【書評】 森川正之(2016)『サービス立国論』日本経済新聞出版社(★★★★)

 前著(『サービス産業の生産性分析』日本評論社、2014年)は、日経・経済図書文化賞を受賞している。本書は、新たに実証データ分析を付け加えて、一般向けに日本のサービス産業の姿を解説したものである。好著ではあるが「★5」に評価しなかったは、政策提言がいまひとつ見えてこなかったから。

 

 概説的な序章を含んで、全体は8章から構成されている。サービス産業の生産性向上に的を絞った前半部分(第1章~第3章)では、サービス産業の特性を、歴史的な必然としてのサービス経済化(第1章「サービス化する日本経済」)と、低生産性からの転換方法(第2章「サービス経済化と生産性・経済成長」)に充てている。

 結論としては、サービス産業における参入規制や諸制度の改革(たとえば、女子労働者の参加率向上や高齢者の労働延伸など)によって労働供給を増やすことが提言されている(「水準効果」)。もうひとつは、第3章「サービス産業のイノベーション」とも関係するのだが、産業内で新陳代謝を促すことである(「新陳代謝効果」)。実際的には、サービス企業のチェーン化(空間的な配置による規模拡大)やコンパクトシティ化の実現(都市内での人的移動の効率化)が、サービス産業の生産性向上に寄与するという論法である。

 第3章では、4つのソフトイノベーション(①プロダクト、②プロセス、③業務・組織、④マーケティング)を類型化したうえで、「サービス産業ではイノベーションが生産性を高める効果が大きい可能性があること」を海外の実証研究から示している。日本の事例を見てもわかるように、イノベーションはコスト削減効果だけではない。筆者が主張するように、新しい価値を創造するケースが多いことがわかる。

 

 後半部分(第4章~第7章)は、個別のテーマを取り扱っている。評者は、第4章と第5章の二つが傑出していると感じた。

 第4章「サービス経済化と労働市場」では、二つのことを論じている。

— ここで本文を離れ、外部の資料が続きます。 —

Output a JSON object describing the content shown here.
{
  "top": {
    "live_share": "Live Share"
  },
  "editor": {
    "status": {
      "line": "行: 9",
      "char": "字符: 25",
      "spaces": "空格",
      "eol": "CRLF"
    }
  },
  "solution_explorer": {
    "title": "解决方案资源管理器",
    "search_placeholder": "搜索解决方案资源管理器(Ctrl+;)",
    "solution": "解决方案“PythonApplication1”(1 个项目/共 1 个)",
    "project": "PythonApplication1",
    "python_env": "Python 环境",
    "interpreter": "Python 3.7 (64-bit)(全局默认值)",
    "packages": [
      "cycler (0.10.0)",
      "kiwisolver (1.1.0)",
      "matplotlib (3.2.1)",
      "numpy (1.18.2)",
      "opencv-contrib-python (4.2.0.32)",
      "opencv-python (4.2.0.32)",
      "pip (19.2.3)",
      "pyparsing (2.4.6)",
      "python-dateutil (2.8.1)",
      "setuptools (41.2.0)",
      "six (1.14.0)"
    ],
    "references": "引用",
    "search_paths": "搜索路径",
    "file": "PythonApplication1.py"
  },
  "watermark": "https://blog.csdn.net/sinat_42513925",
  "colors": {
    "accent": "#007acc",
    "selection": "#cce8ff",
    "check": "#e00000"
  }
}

第一に、サービス産業内では、雇用の質が二極化する傾向にあることである。つまり、サービス経済化は質の高い雇用に対する需要を増やすが、他方では、非正規労働など質の低い労働への需要も増やす。AIや自動化技術は、この問題に対する一つの解決策ではある。とはいえ、基本的には、研修や教育を通して人的資本の質を向上させないと、それ以上の生産性向上は望めない。

 この章を読んでいて、評者は、コンビニで働く外国人研修生のことを考えてしまった。賃金の内外価格差によって、日本のコンビニで働くことはお金を稼ぐ効率の良い手段である。しかし、将来に向けての知識獲得という点では、コンビ二の作業は使い捨て労働以外の何物ではない。

 二番目の論点は、興味深くも意外な主張であり、含意の深い発見だった。評者の言葉で表現してしまうが、「サービス産業の生産性は高くないので、そこで働く人の賃金は低い」という通説(一般論)は間違っている。「賃金格差は産業間で異なるのではなく、個人的なスキルに依存する」という説明である(フランスの研究では、90%が個人的な要因)。

 この説は、直観的に正しいと思う。そして、それゆえに、高度職業人としての教育投資がサービス業では重要である。納得の解説だった。

 

 本書は、サービス産業について、包括的で手堅い理論的な整理がなされている。日本のサービス産業の分析については、自らが指揮した実証研究に裏打ちされた好著である。日本のサービス産業研究のバイブルとして、長く読み継がれると思う。また、経済政策系の学生や研究者が、とりあえず最初に読むべき書籍である。個人的にも、とても勉強になった。